Evaluaties worden tijdig uitgevoerd zodat zij in de besluitvorming kunnen worden meegenomen.
2.
Uiterlijk op 31 december 2024 voert de Commissie een tussentijdse evaluatie van het EaSI-onderdeel uit op basis van voldoende informatie die beschikbaar is over de uitvoering.
De Commissie beoordeelt de prestaties van het programma overeenkomstig artikel 34 van het Financieel Reglement, en met name de doeltreffendheid, efficiëntie, samenhang, relevantie en meerwaarde voor de Unie van het programma, ook ten opzichte van de in artikel 28 van deze verordening bedoelde horizontale beginselen, en meet op kwalitatieve en kwantitatieve basis de vooruitgang die is geboekt bij de verwezenlijking van de doelstellingen van het EaSI-onderdeel.

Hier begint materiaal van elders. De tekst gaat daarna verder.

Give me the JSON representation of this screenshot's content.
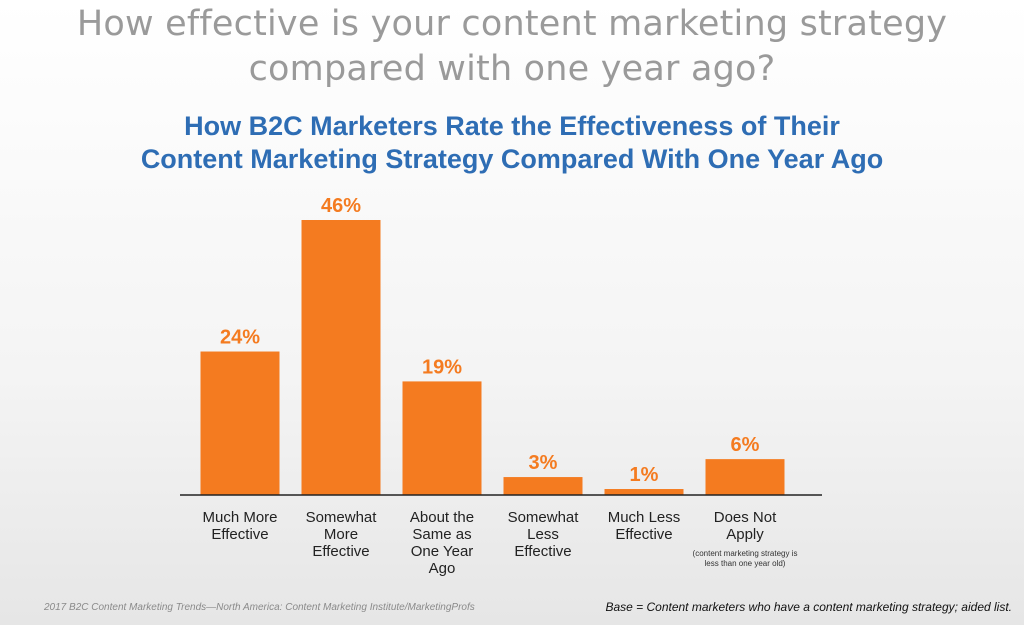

De tussentijdse evaluatie wordt gebaseerd op de informatie die wordt gegenereerd door de overeenkomstig artikel 32 van deze verordening vastgestelde monitoringregelingen en -indicatoren, teneinde de nodige aanpassingen aan te brengen in het beleid en de financieringsprioriteiten.
3.
Uiterlijk op 31 december 2031, aan het einde van de uitvoeringsperiode, voert de Commissie een eindevaluatie van het EaSI-onderdeel uit.
4.
De Commissie dient de conclusies van de tussentijdse en eindevaluaties samen met haar opmerkingen in bij het Europees Parlement, de Raad, het Europees Economisch en Sociaal Comité en het Comité van de Regio's.